Install rebar, then form and pour concrete for caps.
Install the pre-assembled steel bridge over the roadway.”
As of Dec. 13, McShaffrey said, “The contractor has driven all the piles, installed rebar, and formed and poured concrete for all the footings. They are currently building the columns.”
“The installed bridge will have an 18’ – 3” clearance over the roadway surface (road to bottom of the overpass bridge).”
After the overpass, the 12-foot wide trail will head to West Jefferson Street and extend to Tom Varn Park, where it roughly follows Darby Lane through and out of the park.
The trail then heads toward US 41. According to Kris Carson, FDOT District 7 Communications Manager, “The Good Neighbor Trail crossing at US 41 will be at street level (no overpass). There will be striped crosswalks in that area for the trail crossing north-south at US 41 and east-west at Mildred Avenue. The area will be well-marked with fluorescent sign panels to alert drivers to pedestrians and bicyclists.”
The trail will follow 41 (N Broad St) into the city of Brooksville and then go south along South Main Street, then to Russell Street, where the Good Neighbor Trail begins.
The Good Neighbor Trail (roughly 10 miles) connects to the Withlacoochee State Trail. The trails through Brooksville will fill a gap in the broader Coast to Coast connector project. According to FDOT records, the Good Neighbor Trail connector through Brooksville will cost $20 million, and the contractor is SEMA Construction, Inc.
In Nov. 2021, the first leg of filling a gap in the Coast to Coast connector project was completed, creating a 12-foot wide bike trail from the Suncoast Parkway to Cobb Road and 50. According to FDOT, the cost of this phase of the project was $5,526,496 and was completed by Watson Civil Construction, Inc.
The Hernando Sun reached out to Patricia Laird, owner of Crank Works Bicycles in Brooksville, asking for insight on how the trail completion would change the local bike scene.

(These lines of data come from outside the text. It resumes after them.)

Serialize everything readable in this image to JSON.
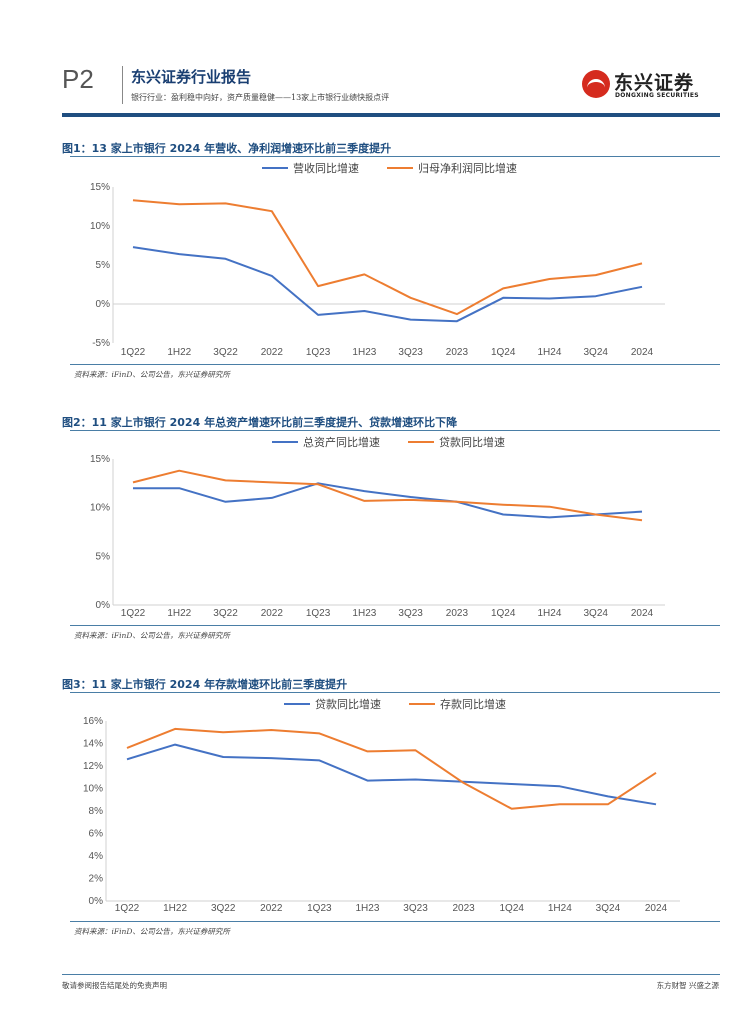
{
  "header": {
    "page_number": "P2",
    "report_title": "东兴证券行业报告",
    "subtitle": "银行行业：盈利稳中向好，资产质量稳健——13家上市银行业绩快报点评",
    "logo_cn": "东兴证券",
    "logo_en": "DONGXING SECURITIES"
  },
  "colors": {
    "blue": "#4472c4",
    "orange": "#ed7d31",
    "brand": "#1f4e80",
    "logo_red": "#d52b1e"
  },
  "figures": [
    {
      "title": "图1：13 家上市银行 2024 年营收、净利润增速环比前三季度提升",
      "source": "资料来源：iFinD、公司公告，东兴证券研究所"
    },
    {
      "title": "图2：11 家上市银行 2024 年总资产增速环比前三季度提升、贷款增速环比下降",
      "source": "资料来源：iFinD、公司公告，东兴证券研究所"
    },
    {
      "title": "图3：11 家上市银行 2024 年存款增速环比前三季度提升",
      "source": "资料来源：iFinD、公司公告，东兴证券研究所"
    }
  ],
  "chart_data": [
    {
      "type": "line",
      "title": "图1：13 家上市银行 2024 年营收、净利润增速环比前三季度提升",
      "categories": [
        "1Q22",
        "1H22",
        "3Q22",
        "2022",
        "1Q23",
        "1H23",
        "3Q23",
        "2023",
        "1Q24",
        "1H24",
        "3Q24",
        "2024"
      ],
      "yticks": [
        "-5%",
        "0%",
        "5%",
        "10%",
        "15%"
      ],
      "ylim": [
        -5,
        15
      ],
      "xlabel": "",
      "ylabel": "",
      "legend": "top-right",
      "series": [
        {
          "name": "营收同比增速",
          "color": "#4472c4",
          "values": [
            7.3,
            6.4,
            5.8,
            3.6,
            -1.4,
            -0.9,
            -2.0,
            -2.2,
            0.8,
            0.7,
            1.0,
            2.2
          ]
        },
        {
          "name": "归母净利润同比增速",
          "color": "#ed7d31",
          "values": [
            13.3,
            12.8,
            12.9,
            11.9,
            2.3,
            3.8,
            0.8,
            -1.3,
            2.0,
            3.2,
            3.7,
            5.2
          ]
        }
      ]
    },
    {
      "type": "line",
      "title": "图2：11 家上市银行 2024 年总资产增速环比前三季度提升、贷款增速环比下降",
      "categories": [
        "1Q22",
        "1H22",
        "3Q22",
        "2022",
        "1Q23",
        "1H23",
        "3Q23",
        "2023",
        "1Q24",
        "1H24",
        "3Q24",
        "2024"
      ],
      "yticks": [
        "0%",
        "5%",
        "10%",
        "15%"
      ],
      "ylim": [
        0,
        15
      ],
      "xlabel": "",
      "ylabel": "",
      "legend": "top-right",
      "series": [
        {
          "name": "总资产同比增速",
          "color": "#4472c4",
          "values": [
            12.0,
            12.0,
            10.6,
            11.0,
            12.5,
            11.7,
            11.1,
            10.6,
            9.3,
            9.0,
            9.3,
            9.6
          ]
        },
        {
          "name": "贷款同比增速",
          "color": "#ed7d31",
          "values": [
            12.6,
            13.8,
            12.8,
            12.6,
            12.4,
            10.7,
            10.8,
            10.6,
            10.3,
            10.1,
            9.3,
            8.7
          ]
        }
      ]
    },
    {
      "type": "line",
      "title": "图3：11 家上市银行 2024 年存款增速环比前三季度提升",
      "categories": [
        "1Q22",
        "1H22",
        "3Q22",
        "2022",
        "1Q23",
        "1H23",
        "3Q23",
        "2023",
        "1Q24",
        "1H24",
        "3Q24",
        "2024"
      ],
      "yticks": [
        "0%",
        "2%",
        "4%",
        "6%",
        "8%",
        "10%",
        "12%",
        "14%",
        "16%"
      ],
      "ylim": [
        0,
        16
      ],
      "xlabel": "",
      "ylabel": "",
      "legend": "top-right",
      "series": [
        {
          "name": "贷款同比增速",
          "color": "#4472c4",
          "values": [
            12.6,
            13.9,
            12.8,
            12.7,
            12.5,
            10.7,
            10.8,
            10.6,
            10.4,
            10.2,
            9.3,
            8.6
          ]
        },
        {
          "name": "存款同比增速",
          "color": "#ed7d31",
          "values": [
            13.6,
            15.3,
            15.0,
            15.2,
            14.9,
            13.3,
            13.4,
            10.5,
            8.2,
            8.6,
            8.6,
            11.4
          ]
        }
      ]
    }
  ],
  "footer": {
    "left": "敬请参阅报告结尾处的免责声明",
    "right": "东方财智 兴盛之源"
  }
}
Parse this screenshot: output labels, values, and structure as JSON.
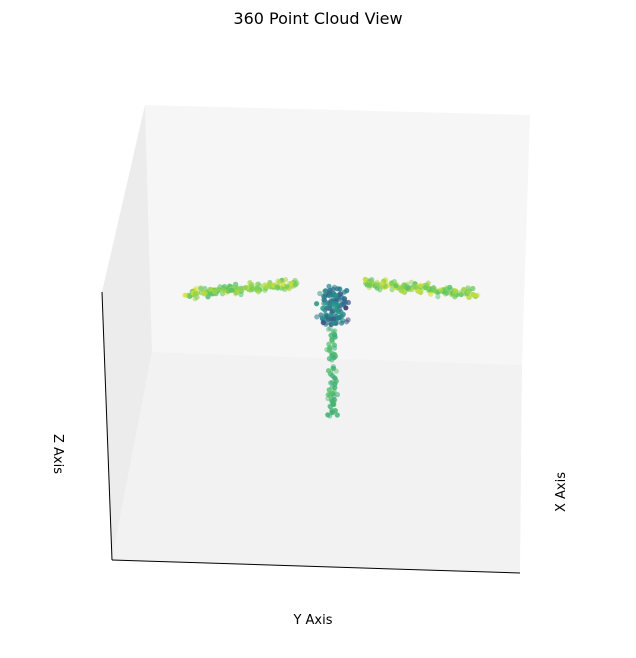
{
  "chart_data": {
    "type": "scatter",
    "projection": "3d",
    "title": "360 Point Cloud View",
    "xlabel": "X Axis",
    "ylabel": "Y Axis",
    "zlabel": "Z Axis",
    "ticks_visible": false,
    "grid": false,
    "colormap": "viridis",
    "point_cloud": {
      "description_shape": "T-shaped cloud: vertical stem with two arms spreading left and right at the top",
      "clusters": [
        {
          "name_part": "stem",
          "y": [
            -0.15,
            0.15
          ],
          "z": [
            0.0,
            0.55
          ],
          "color_value": [
            0.6,
            0.75
          ],
          "count": 70
        },
        {
          "name_part": "neck",
          "y": [
            -0.35,
            0.35
          ],
          "z": [
            0.55,
            0.75
          ],
          "color_value": [
            0.25,
            0.55
          ],
          "count": 120
        },
        {
          "name_part": "left-arm",
          "y": [
            -1.3,
            -0.3
          ],
          "z": [
            0.7,
            0.85
          ],
          "color_value": [
            0.7,
            0.95
          ],
          "count": 150
        },
        {
          "name_part": "right-arm",
          "y": [
            0.3,
            1.3
          ],
          "z": [
            0.7,
            0.88
          ],
          "color_value": [
            0.7,
            0.95
          ],
          "count": 150
        }
      ]
    }
  }
}
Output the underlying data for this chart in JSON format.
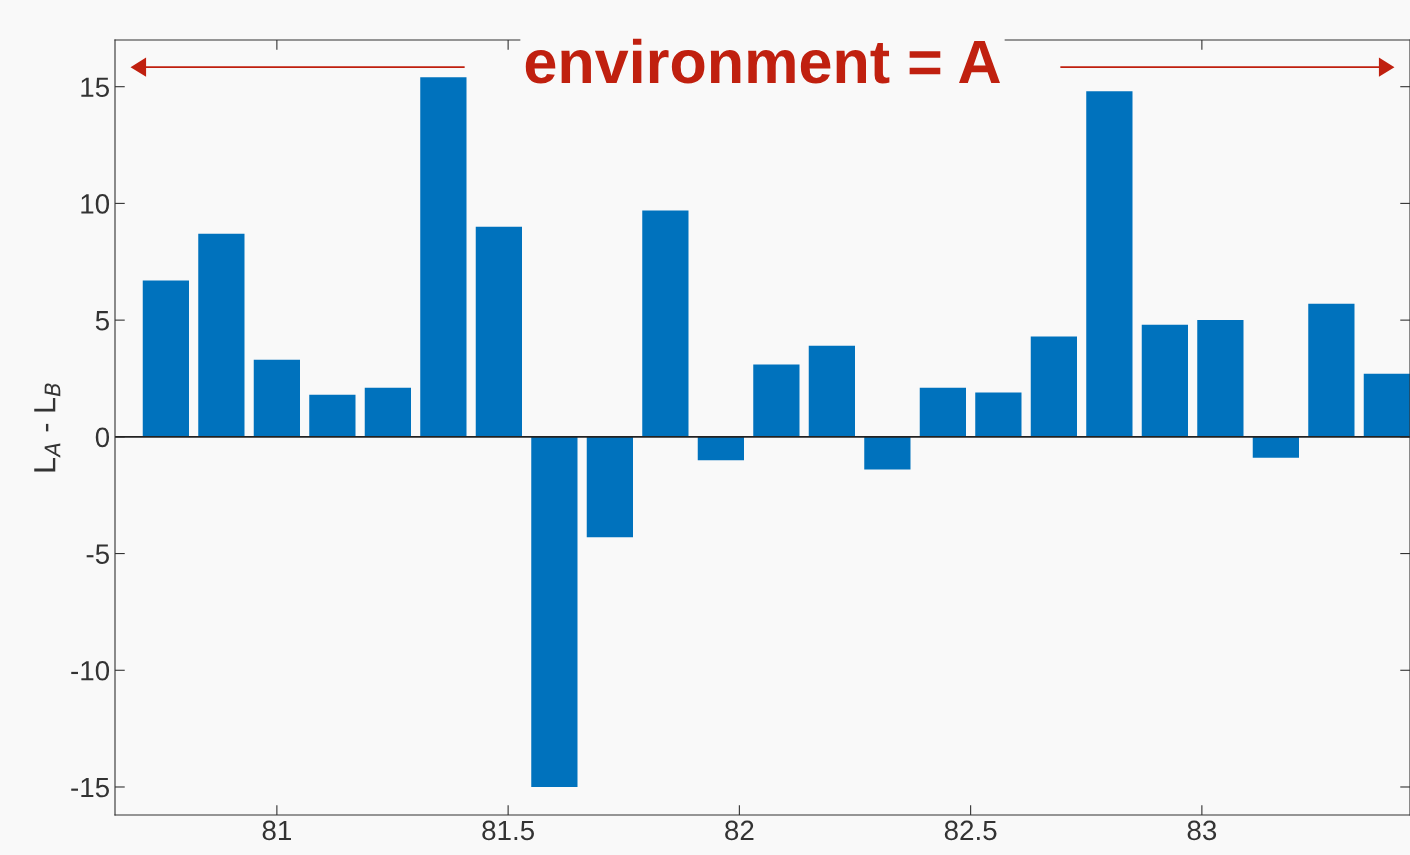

As far as Interest in bicycling through Brooksville, she explained, “We’ve had quite a few phone calls and emails from people from out of town who are looking for suggestions on the best way to bike through Brooksville. There are a few groups on Facebook specifically for cyclists who are undertaking the “coast to coast” ride, and I see posts regularly from people trying to navigate our specific area (without this trail). With the overall C2C trail getting closer to completion, I’m seeing more and more people riding the route. This trail connection will make traversing this section of the route much safer and will encourage more cyclists to ride the route.”
Laird says that the trail will be important to the economic vitality of the area once complete.“From an economic standpoint, this is an amazing opportunity for Brooksville that the trail is coming through our area. I’m frequently asked for suggestions on where to eat or where to stay by cyclists that are traveling the C2C route. Many stay at our locally owned bed and breakfasts and eat at our local restaurants. This all helps support our local businesses. The reality is that Florida is number one in the nation for bicycle fatalities. Many cyclists are tired of riding dangerous roads and looking for alternatives. That solution has come through either moving to off-road, “gravel,” or riding paved trails.”
Laird concludes, “The timing for this has worked out perfectly. This project was planned almost a decade ago; I was fortunate to be involved then. But outdoor recreation has been in huge demand since the pandemic, so the timing of the trail construction is perfect.”
The FDOT estimates that the 2.2-mile Good Neighbor Trail connector will be complete in Dec. 2025.